On Monday, we went to the Brooklyn Bridge. See those sweat stains on my shirt? That's six stops in a Subway train without air conditioning. It's no joke.

NYC was great. We ate tons of good food and I drank probably a dozen iced caramel macchiatos from Caffe Bene. We slept in. We day drank.

It was fun to be in a new place, but I have never been so glad to see my boys as when I returned. I could travel the world, but in the end, I would always choose home.

Thursday, August 4, 2016

tips for raising two boys

Raising kids is no joke. It's fucking brutal. Raising two rambunctious boys is doing me in. One is extremely emotional, the other is extremely violent. Neither of them sleep much. You know that phrase, "I have one nerve left and you're on it"? That's how I've felt for four years and four months. Now, I am editing and writing with any moment I get, while the two of them fight it out in the next room. I am trying to build more structure and discipline to cope.

Here's some tips I've learned the hard way:

1. Always bring two of everything. Don't bring one cup of water to the park. The other one will want his own. Don't bring one hat. Don't bring one sand toy. If there's a reason to fight, they will find it. Best to squash that by being prepared. If you have two in the same style and color, all the better. You never know when they're both going to want "the orange one."

2. Trim their fingernails, religiously. Boys are going to get black eyes and bruises and scrapes. They're going to look like they get beat (and they do, but not by us, at least). You can prevent the scratches though. So trim those talons down to nubs.

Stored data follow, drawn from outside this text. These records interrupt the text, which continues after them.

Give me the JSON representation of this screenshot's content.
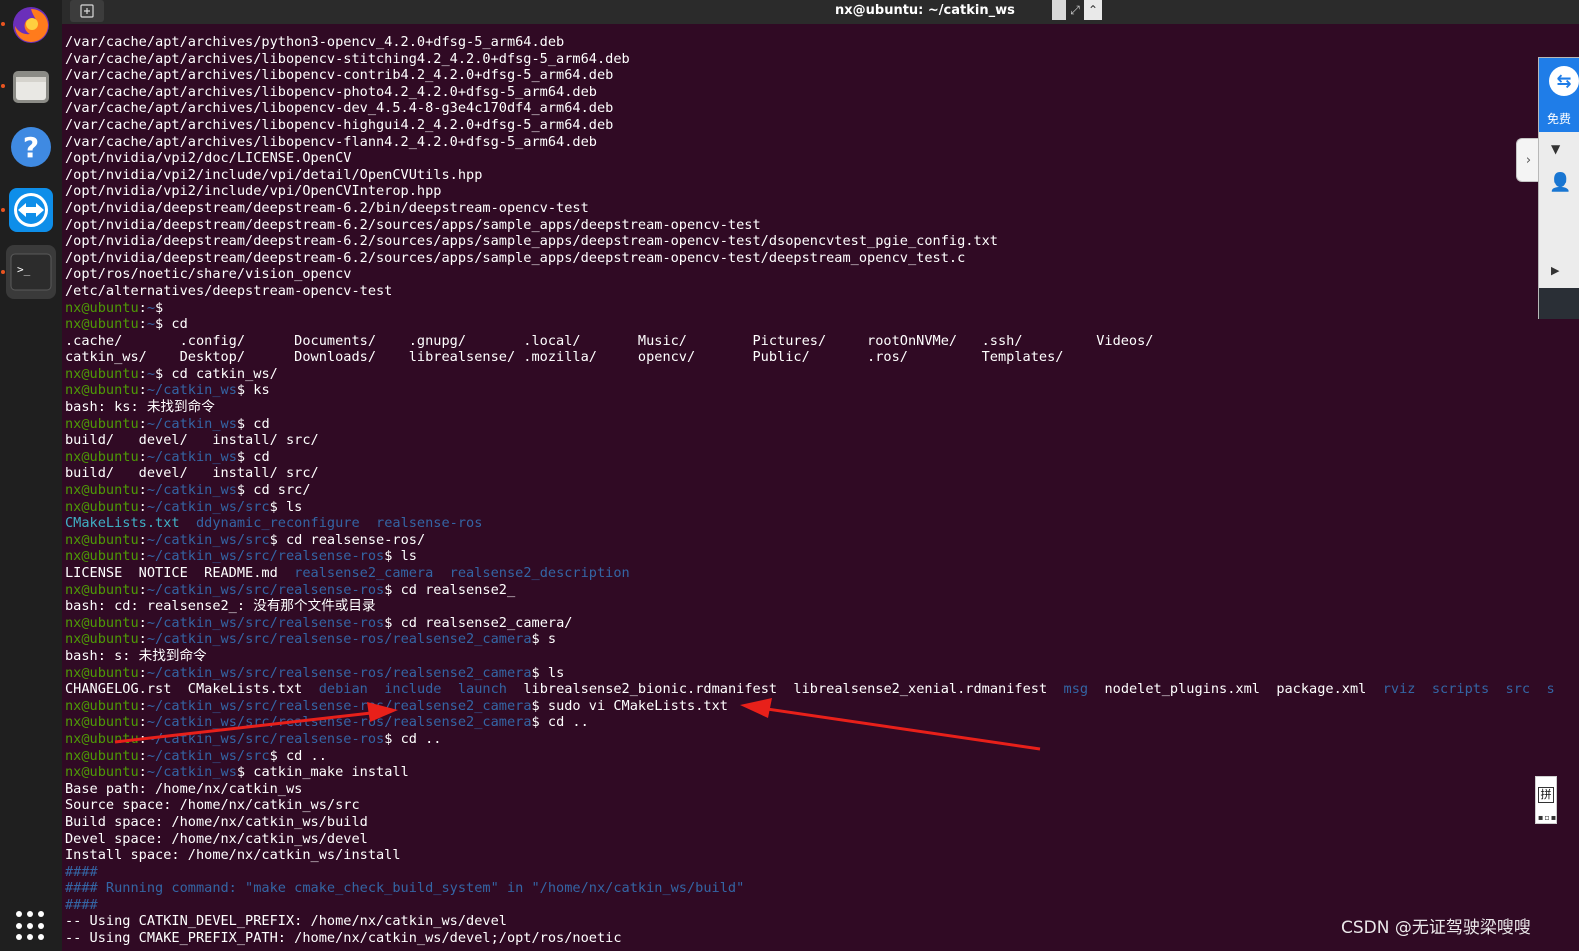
{
  "window": {
    "title": "nx@ubuntu: ~/catkin_ws",
    "new_tab_icon": "plus-square-icon"
  },
  "dock": {
    "items": [
      {
        "name": "firefox",
        "icon": "firefox-icon",
        "running": true
      },
      {
        "name": "files",
        "icon": "folder-icon",
        "running": true
      },
      {
        "name": "help",
        "icon": "help-icon",
        "glyph": "?",
        "running": false
      },
      {
        "name": "teamviewer",
        "icon": "teamviewer-icon",
        "running": true
      },
      {
        "name": "terminal",
        "icon": "terminal-icon",
        "glyph": ">_",
        "running": true
      }
    ],
    "show_apps_icon": "apps-grid-icon"
  },
  "terminal": {
    "colors": {
      "background": "#300a24",
      "prompt_user": "#4e9a06",
      "prompt_path": "#3465a4",
      "text": "#ffffff"
    },
    "lines": [
      [
        {
          "t": "/var/cache/apt/archives/python3-opencv_4.2.0+dfsg-5_arm64.deb"
        }
      ],
      [
        {
          "t": "/var/cache/apt/archives/libopencv-stitching4.2_4.2.0+dfsg-5_arm64.deb"
        }
      ],
      [
        {
          "t": "/var/cache/apt/archives/libopencv-contrib4.2_4.2.0+dfsg-5_arm64.deb"
        }
      ],
      [
        {
          "t": "/var/cache/apt/archives/libopencv-photo4.2_4.2.0+dfsg-5_arm64.deb"
        }
      ],
      [
        {
          "t": "/var/cache/apt/archives/libopencv-dev_4.5.4-8-g3e4c170df4_arm64.deb"
        }
      ],
      [
        {
          "t": "/var/cache/apt/archives/libopencv-highgui4.2_4.2.0+dfsg-5_arm64.deb"
        }
      ],
      [
        {
          "t": "/var/cache/apt/archives/libopencv-flann4.2_4.2.0+dfsg-5_arm64.deb"
        }
      ],
      [
        {
          "t": "/opt/nvidia/vpi2/doc/LICENSE.OpenCV"
        }
      ],
      [
        {
          "t": "/opt/nvidia/vpi2/include/vpi/detail/OpenCVUtils.hpp"
        }
      ],
      [
        {
          "t": "/opt/nvidia/vpi2/include/vpi/OpenCVInterop.hpp"
        }
      ],
      [
        {
          "t": "/opt/nvidia/deepstream/deepstream-6.2/bin/deepstream-opencv-test"
        }
      ],
      [
        {
          "t": "/opt/nvidia/deepstream/deepstream-6.2/sources/apps/sample_apps/deepstream-opencv-test"
        }
      ],
      [
        {
          "t": "/opt/nvidia/deepstream/deepstream-6.2/sources/apps/sample_apps/deepstream-opencv-test/dsopencvtest_pgie_config.txt"
        }
      ],
      [
        {
          "t": "/opt/nvidia/deepstream/deepstream-6.2/sources/apps/sample_apps/deepstream-opencv-test/deepstream_opencv_test.c"
        }
      ],
      [
        {
          "t": "/opt/ros/noetic/share/vision_opencv"
        }
      ],
      [
        {
          "t": "/etc/alternatives/deepstream-opencv-test"
        }
      ],
      [
        {
          "t": "nx@ubuntu",
          "c": "g"
        },
        {
          "t": ":"
        },
        {
          "t": "~",
          "c": "b"
        },
        {
          "t": "$"
        }
      ],
      [
        {
          "t": "nx@ubuntu",
          "c": "g"
        },
        {
          "t": ":"
        },
        {
          "t": "~",
          "c": "b"
        },
        {
          "t": "$ cd"
        }
      ],
      [
        {
          "t": ".cache/       .config/      Documents/    .gnupg/       .local/       Music/        Pictures/     rootOnNVMe/   .ssh/         Videos/"
        }
      ],
      [
        {
          "t": "catkin_ws/    Desktop/      Downloads/    librealsense/ .mozilla/     opencv/       Public/       .ros/         Templates/"
        }
      ],
      [
        {
          "t": "nx@ubuntu",
          "c": "g"
        },
        {
          "t": ":"
        },
        {
          "t": "~",
          "c": "b"
        },
        {
          "t": "$ cd catkin_ws/"
        }
      ],
      [
        {
          "t": "nx@ubuntu",
          "c": "g"
        },
        {
          "t": ":"
        },
        {
          "t": "~/catkin_ws",
          "c": "b"
        },
        {
          "t": "$ ks"
        }
      ],
      [
        {
          "t": "bash: ks: 未找到命令"
        }
      ],
      [
        {
          "t": "nx@ubuntu",
          "c": "g"
        },
        {
          "t": ":"
        },
        {
          "t": "~/catkin_ws",
          "c": "b"
        },
        {
          "t": "$ cd"
        }
      ],
      [
        {
          "t": "build/   devel/   install/ src/"
        }
      ],
      [
        {
          "t": "nx@ubuntu",
          "c": "g"
        },
        {
          "t": ":"
        },
        {
          "t": "~/catkin_ws",
          "c": "b"
        },
        {
          "t": "$ cd"
        }
      ],
      [
        {
          "t": "build/   devel/   install/ src/"
        }
      ],
      [
        {
          "t": "nx@ubuntu",
          "c": "g"
        },
        {
          "t": ":"
        },
        {
          "t": "~/catkin_ws",
          "c": "b"
        },
        {
          "t": "$ cd src/"
        }
      ],
      [
        {
          "t": "nx@ubuntu",
          "c": "g"
        },
        {
          "t": ":"
        },
        {
          "t": "~/catkin_ws/src",
          "c": "b"
        },
        {
          "t": "$ ls"
        }
      ],
      [
        {
          "t": "CMakeLists.txt",
          "c": "c"
        },
        {
          "t": "  "
        },
        {
          "t": "ddynamic_reconfigure",
          "c": "b"
        },
        {
          "t": "  "
        },
        {
          "t": "realsense-ros",
          "c": "b"
        }
      ],
      [
        {
          "t": "nx@ubuntu",
          "c": "g"
        },
        {
          "t": ":"
        },
        {
          "t": "~/catkin_ws/src",
          "c": "b"
        },
        {
          "t": "$ cd realsense-ros/"
        }
      ],
      [
        {
          "t": "nx@ubuntu",
          "c": "g"
        },
        {
          "t": ":"
        },
        {
          "t": "~/catkin_ws/src/realsense-ros",
          "c": "b"
        },
        {
          "t": "$ ls"
        }
      ],
      [
        {
          "t": "LICENSE  NOTICE  README.md  "
        },
        {
          "t": "realsense2_camera",
          "c": "b"
        },
        {
          "t": "  "
        },
        {
          "t": "realsense2_description",
          "c": "b"
        }
      ],
      [
        {
          "t": "nx@ubuntu",
          "c": "g"
        },
        {
          "t": ":"
        },
        {
          "t": "~/catkin_ws/src/realsense-ros",
          "c": "b"
        },
        {
          "t": "$ cd realsense2_"
        }
      ],
      [
        {
          "t": "bash: cd: realsense2_: 没有那个文件或目录"
        }
      ],
      [
        {
          "t": "nx@ubuntu",
          "c": "g"
        },
        {
          "t": ":"
        },
        {
          "t": "~/catkin_ws/src/realsense-ros",
          "c": "b"
        },
        {
          "t": "$ cd realsense2_camera/"
        }
      ],
      [
        {
          "t": "nx@ubuntu",
          "c": "g"
        },
        {
          "t": ":"
        },
        {
          "t": "~/catkin_ws/src/realsense-ros/realsense2_camera",
          "c": "b"
        },
        {
          "t": "$ s"
        }
      ],
      [
        {
          "t": "bash: s: 未找到命令"
        }
      ],
      [
        {
          "t": "nx@ubuntu",
          "c": "g"
        },
        {
          "t": ":"
        },
        {
          "t": "~/catkin_ws/src/realsense-ros/realsense2_camera",
          "c": "b"
        },
        {
          "t": "$ ls"
        }
      ],
      [
        {
          "t": "CHANGELOG.rst  CMakeLists.txt  "
        },
        {
          "t": "debian",
          "c": "b"
        },
        {
          "t": "  "
        },
        {
          "t": "include",
          "c": "b"
        },
        {
          "t": "  "
        },
        {
          "t": "launch",
          "c": "b"
        },
        {
          "t": "  librealsense2_bionic.rdmanifest  librealsense2_xenial.rdmanifest  "
        },
        {
          "t": "msg",
          "c": "b"
        },
        {
          "t": "  nodelet_plugins.xml  package.xml  "
        },
        {
          "t": "rviz",
          "c": "b"
        },
        {
          "t": "  "
        },
        {
          "t": "scripts",
          "c": "b"
        },
        {
          "t": "  "
        },
        {
          "t": "src",
          "c": "b"
        },
        {
          "t": "  "
        },
        {
          "t": "s",
          "c": "b"
        }
      ],
      [
        {
          "t": "nx@ubuntu",
          "c": "g"
        },
        {
          "t": ":"
        },
        {
          "t": "~/catkin_ws/src/realsense-ros/realsense2_camera",
          "c": "b"
        },
        {
          "t": "$ sudo vi CMakeLists.txt"
        }
      ],
      [
        {
          "t": "nx@ubuntu",
          "c": "g"
        },
        {
          "t": ":"
        },
        {
          "t": "~/catkin_ws/src/realsense-ros/realsense2_camera",
          "c": "b"
        },
        {
          "t": "$ cd .."
        }
      ],
      [
        {
          "t": "nx@ubuntu",
          "c": "g"
        },
        {
          "t": ":"
        },
        {
          "t": "~/catkin_ws/src/realsense-ros",
          "c": "b"
        },
        {
          "t": "$ cd .."
        }
      ],
      [
        {
          "t": "nx@ubuntu",
          "c": "g"
        },
        {
          "t": ":"
        },
        {
          "t": "~/catkin_ws/src",
          "c": "b"
        },
        {
          "t": "$ cd .."
        }
      ],
      [
        {
          "t": "nx@ubuntu",
          "c": "g"
        },
        {
          "t": ":"
        },
        {
          "t": "~/catkin_ws",
          "c": "b"
        },
        {
          "t": "$ catkin_make install"
        }
      ],
      [
        {
          "t": "Base path: /home/nx/catkin_ws"
        }
      ],
      [
        {
          "t": "Source space: /home/nx/catkin_ws/src"
        }
      ],
      [
        {
          "t": "Build space: /home/nx/catkin_ws/build"
        }
      ],
      [
        {
          "t": "Devel space: /home/nx/catkin_ws/devel"
        }
      ],
      [
        {
          "t": "Install space: /home/nx/catkin_ws/install"
        }
      ],
      [
        {
          "t": "####",
          "c": "b"
        }
      ],
      [
        {
          "t": "#### Running command: \"make cmake_check_build_system\" in \"/home/nx/catkin_ws/build\"",
          "c": "b"
        }
      ],
      [
        {
          "t": "####",
          "c": "b"
        }
      ],
      [
        {
          "t": "-- Using CATKIN_DEVEL_PREFIX: /home/nx/catkin_ws/devel"
        }
      ],
      [
        {
          "t": "-- Using CMAKE_PREFIX_PATH: /home/nx/catkin_ws/devel;/opt/ros/noetic"
        }
      ]
    ]
  },
  "teamviewer_panel": {
    "label": "免费",
    "icon": "teamviewer-icon",
    "collapse_icon": "chevron-right-icon",
    "dropdown_icon": "caret-down-icon",
    "user_icon": "user-icon",
    "play_icon": "play-icon"
  },
  "ime": {
    "label": "拼",
    "icon": "keyboard-icon"
  },
  "annotations": {
    "arrow_color": "#e8201a"
  },
  "watermark": "CSDN @无证驾驶梁嗖嗖"
}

3. No tool sets with wooden hammers, for Chrissakes! Anything that could be a weapon will be a weapon.

4. Turn on the water. It always works to cool them off, figuratively too.

5. iPads are great to buy you a few minutes of solitude. 

6. Let the jump on the furniture. They're going to anyway.

7. There's no such thing as "wearing them out." Just wearing me out.

8. Expect your grocery bill to be sky high. And expect to buy a whole lot of hot dogs.

9. Have a hobby away from the kids. If your husband doesn't let you, divorce him.

10. When hobbies aren't enough, there's always booze.